Re: [Qemu-devel] Kernel memory allocation debugging with Qemu
> The patch takes a half of the memory and slows down the system. I > think Qemu could be used instead. A channel (IO/MMIO) is created > between the memory allocator in target kernel and Qemu running in the > host. Memory allocator tells the allocated area to Qemu using the > channel. Qemu changes the physical memory mapping for the area to > special memory that will report any reads before writes back to > allocator. Writes change the memory back to standard RAM. The > performance would be comparable to Qemu in general and host kernel + > Qemu only take a few MB of the memory. The system would be directly > usable for other OSes as well. The qemu implementation isn't actually any more space efficient than the in-kernel implementation. You still need the same amount of bookkeeping ram. In both cases it should be possible to reduce the overhead from 1/2 to 1/9 by using a bitmask rather than whole bytes.

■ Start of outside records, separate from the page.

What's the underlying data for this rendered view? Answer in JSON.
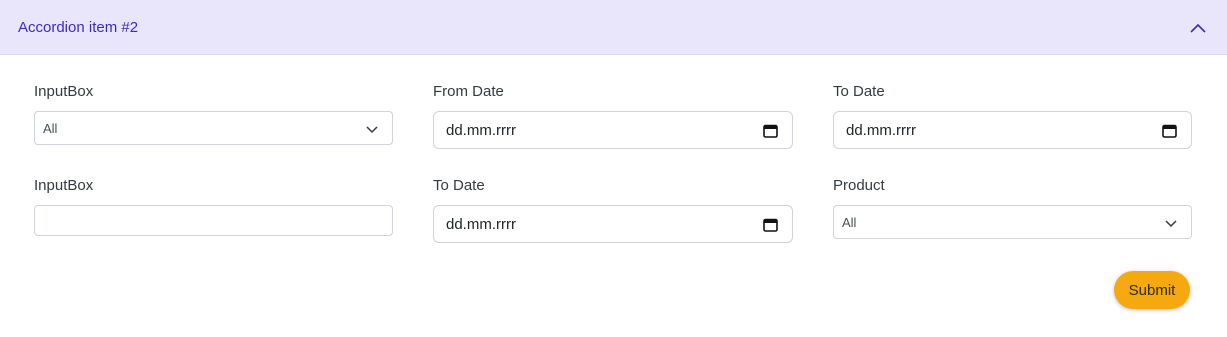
{
  "accordion": {
    "title": "Accordion item #2",
    "toggle_icon": "chevron-up-icon"
  },
  "form": {
    "row1": {
      "col1": {
        "label": "InputBox",
        "type": "select",
        "value": "All"
      },
      "col2": {
        "label": "From Date",
        "type": "date",
        "value": "dd.mm.rrrr",
        "icon": "calendar-icon"
      },
      "col3": {
        "label": "To Date",
        "type": "date",
        "value": "dd.mm.rrrr",
        "icon": "calendar-icon"
      }
    },
    "row2": {
      "col1": {
        "label": "InputBox",
        "type": "text",
        "value": ""
      },
      "col2": {
        "label": "To Date",
        "type": "date",
        "value": "dd.mm.rrrr",
        "icon": "calendar-icon"
      },
      "col3": {
        "label": "Product",
        "type": "select",
        "value": "All"
      }
    },
    "submit_label": "Submit"
  },
  "colors": {
    "header_bg": "#e9e6fb",
    "header_text": "#3d2bbf",
    "submit_bg": "#f5a90f"
  }
}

Performance is a less clear. A qemu implementation probably causes less relative slowdown than an in-kernel implementation. However it's still going to be significantly slower than normal qemu. Remember that any checked access is going to have to go through the slow case in the TLB lookup. Any optimizations that are applicable to one implementation can probably also be applied to the other. Given qemu is significantly slower to start with, and depending on the overhead of taking the page fault, it might not end up much better overall. A KVM implementation would most likely be slower than the in-kernel. That said it may be an interesting thing to play with. In practice it's probably most useful to generate an interrupt and report back to the guest OS, rather than having qemu reports faults directly. Paul
[Qemu-devel] Kernel memory allocation debugging with Qemu
On KernelTrap there is a story about Linux kernel memory allocation debugging patch that allows detection of reads from uninitialized memory (http://kerneltrap.org/Linux/Debugging_With_kmemcheck). The patch takes a half of the memory and slows down the system. I think Qemu could be used instead. A channel (IO/MMIO) is created between the memory allocator in target kernel and Qemu running in the host. Memory allocator tells the allocated area to Qemu using the channel. Qemu changes the physical memory mapping for the area to special memory that will report any reads before writes back to allocator. Writes change the memory back to standard RAM. The performance would be comparable to Qemu in general and host kernel + Qemu only take a few MB of the memory. The system would be directly usable for other OSes as well. Similar debugging tool could be used in user space too (instrumenting libc malloc/free), but that's probably reinventing Valgrind or other malloc checkers. The special memory could also report unaligned accesses even on target where this is normally not detected but not so efficient.